La « corde d’Andon » adaptée au numérique
Pour autant, la possibilité que la technologie existante puisse nous protéger contre les pandémies est une promesse de santé publique trop importante pour ne pas l’explorer. La question est juste de savoir comment se prémunir des abus envers la confidentialité des données. Une piste de réponse consiste à reconnaître qu’il s’agit d’une circonstance extraordinaire et qu’elle doit être traitée comme telle.
De nombreuses industries ont déjà passé pas mal de temps à réfléchir à la manière de faire face aux situations d’urgence. Dans le domaine de l’automobile, par exemple, lorsqu’un problème survenait dans une usine Toyota, les employés étaient habilités à arrêter la chaîne de montage au premier signe d’un problème.
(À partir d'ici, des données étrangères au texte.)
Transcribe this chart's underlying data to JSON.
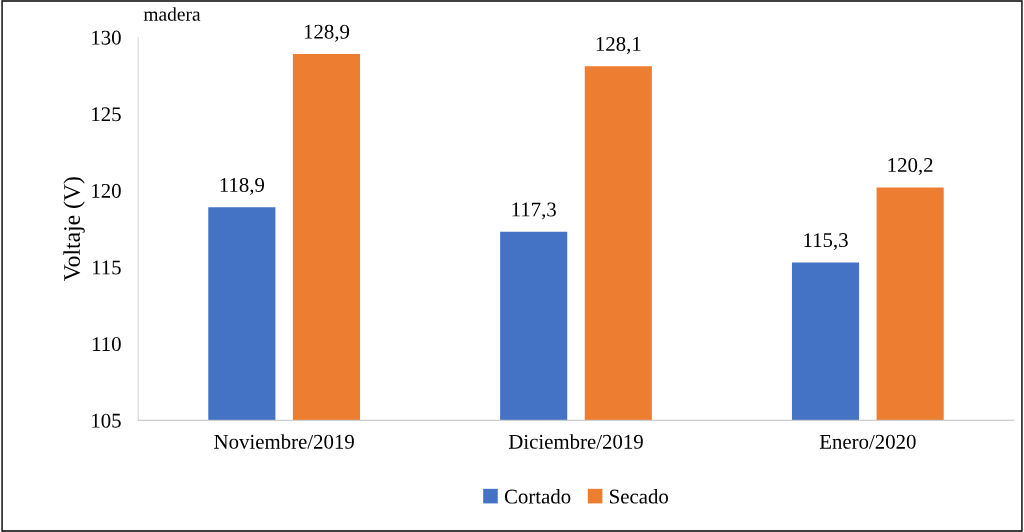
{
  "chart_data": {
    "type": "bar",
    "title": "madera",
    "ylabel": "Voltaje (V)",
    "categories": [
      "Noviembre/2019",
      "Diciembre/2019",
      "Enero/2020"
    ],
    "series": [
      {
        "name": "Cortado",
        "color": "#4472c4",
        "values": [
          118.9,
          117.3,
          115.3
        ],
        "value_labels": [
          "118,9",
          "117,3",
          "115,3"
        ]
      },
      {
        "name": "Secado",
        "color": "#ed7d31",
        "values": [
          128.9,
          128.1,
          120.2
        ],
        "value_labels": [
          "128,9",
          "128,1",
          "120,2"
        ]
      }
    ],
    "ylim": [
      105,
      130
    ],
    "yticks": [
      105,
      110,
      115,
      120,
      125,
      130
    ],
    "grid": false,
    "legend": "bottom"
  }
}
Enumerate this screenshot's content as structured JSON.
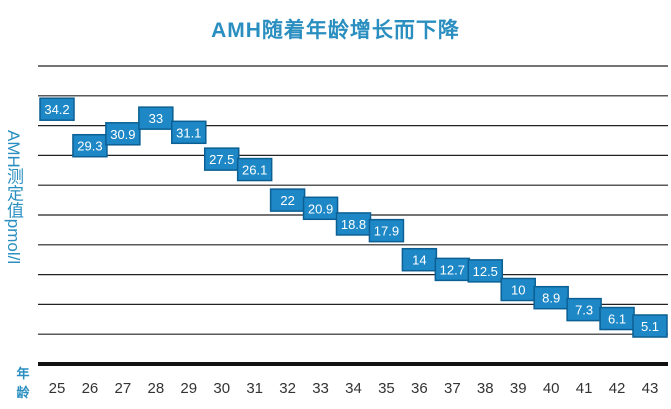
{
  "chart_data": {
    "type": "line",
    "title": "AMH随着年龄增长而下降",
    "ylabel": "AMH测定值pmol/l",
    "xlabel": "年龄",
    "x": [
      25,
      26,
      27,
      28,
      29,
      30,
      31,
      32,
      33,
      34,
      35,
      36,
      37,
      38,
      39,
      40,
      41,
      42,
      43
    ],
    "values": [
      34.2,
      29.3,
      30.9,
      33,
      31.1,
      27.5,
      26.1,
      22,
      20.9,
      18.8,
      17.9,
      14,
      12.7,
      12.5,
      10,
      8.9,
      7.3,
      6.1,
      5.1
    ],
    "value_labels": [
      "34.2",
      "29.3",
      "30.9",
      "33",
      "31.1",
      "27.5",
      "26.1",
      "22",
      "20.9",
      "18.8",
      "17.9",
      "14",
      "12.7",
      "12.5",
      "10",
      "8.9",
      "7.3",
      "6.1",
      "5.1"
    ],
    "x_tick_labels": [
      "25",
      "26",
      "27",
      "28",
      "29",
      "30",
      "31",
      "32",
      "33",
      "34",
      "35",
      "36",
      "37",
      "38",
      "39",
      "40",
      "41",
      "42",
      "43"
    ],
    "ylim": [
      0,
      40
    ],
    "grid": true,
    "colors": {
      "title": "#2a8fc0",
      "marker": "#1e88c7",
      "marker_border": "#0b5f93",
      "marker_text": "#ffffff",
      "grid": "#222222",
      "tick_text": "#333333"
    }
  }
}
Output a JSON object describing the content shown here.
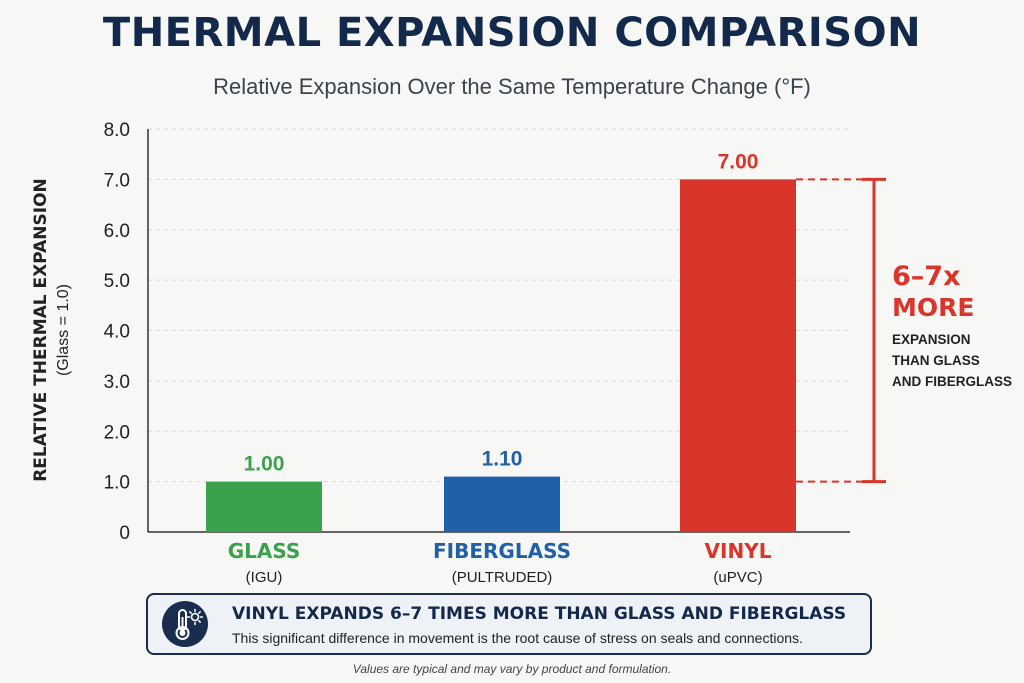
{
  "chart_data": {
    "type": "bar",
    "title": "THERMAL EXPANSION COMPARISON",
    "subtitle": "Relative Expansion Over the Same Temperature Change (°F)",
    "ylabel": "RELATIVE THERMAL EXPANSION",
    "ylabel_sub": "(Glass = 1.0)",
    "ylim": [
      0,
      8
    ],
    "yticks": [
      "0",
      "1.0",
      "2.0",
      "3.0",
      "4.0",
      "5.0",
      "6.0",
      "7.0",
      "8.0"
    ],
    "grid": true,
    "categories": [
      "GLASS",
      "FIBERGLASS",
      "VINYL"
    ],
    "category_sublabels": [
      "(IGU)",
      "(PULTRUDED)",
      "(uPVC)"
    ],
    "values": [
      1.0,
      1.1,
      7.0
    ],
    "value_labels": [
      "1.00",
      "1.10",
      "7.00"
    ],
    "colors": [
      "#3aa24b",
      "#2060a8",
      "#d9352a"
    ],
    "annotation": {
      "big": "6–7x",
      "big2": "MORE",
      "lines": [
        "EXPANSION",
        "THAN GLASS",
        "AND FIBERGLASS"
      ],
      "color": "#d9352a",
      "from": 1.0,
      "to": 7.0
    }
  },
  "callout": {
    "icon": "thermometer-sun-icon",
    "headline": "VINYL EXPANDS 6–7 TIMES MORE THAN GLASS AND FIBERGLASS",
    "body": "This significant difference in movement is the root cause of stress on seals and connections."
  },
  "footnote": "Values are typical and may vary by product and formulation."
}
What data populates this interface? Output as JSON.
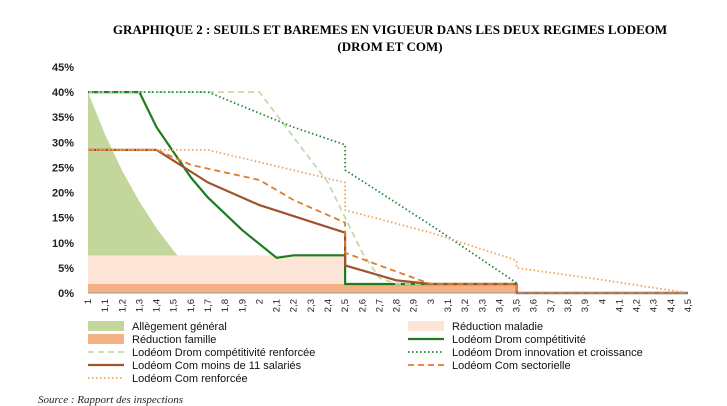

Il suffisait pour cela de tirer sur la « corde d’Andon » afin que les chefs d’équipe et les travailleurs puissent se rassembler pour résoudre le problème et relancer la production en suivant des étapes formalisées.
Aujourd’hui, les gouvernements ont besoin d’un système similaire qu’ils peuvent utiliser à l’échelle du pays lorsqu’une urgence extrême l’emporte sur les préoccupations relatives à la vie privée. Adapté au numérique, un tel système devrait comporter trois éléments principaux :
1. Un point d’instigation. Le protocole devrait indiquer les facteurs permettant de positionner la catastrophe sur un spectre - par exemple, le niveau le plus élevé serait si la survie de notre espèce était en danger.
2. Un point de démarcation. Les limites de la vie privée doivent être réimposées après la désescalade. Cela devrait être fixé avec une date et une heure prédéfinie au début du processus d’alerte.
3. Un point d’intimité. Partout où des données supplémentaires sont collectées, elles doivent l’être si possible dans le respect de la vie privée. Des approches telles que le Private Kit du MIT, une application de recherche des contacts, permettent aux personnes infectées de partager leur piste de localisation avec les responsables de la santé, mais ces informations sont anonymisées et les données des patients sont stockées localement.
Il est nécessaire que les gouvernements explicitent clairement et publiquement comment ils entendent respecter les trois éléments ci-dessus, en mettant l’accent sur les mesures qu’ils prennent pour préserver la vie privée et sur la date exacte à laquelle ils prévoient de mettre fin à l’utilisation des données.
Car chaque fois qu’un gouvernement écorne le contrat social, il risque de perdre la confiance du public. Sans transparence sur les données ni critères formels liés à cette « corde d’alerte », il y aura un retour de bâton. Et cela se traduira probablement par le refus des citoyens de tout type de suivi des contacts - y compris encadré -, ce qui irait à l’encontre de l’objectif d’utilisation de ces données pour améliorer la santé publique.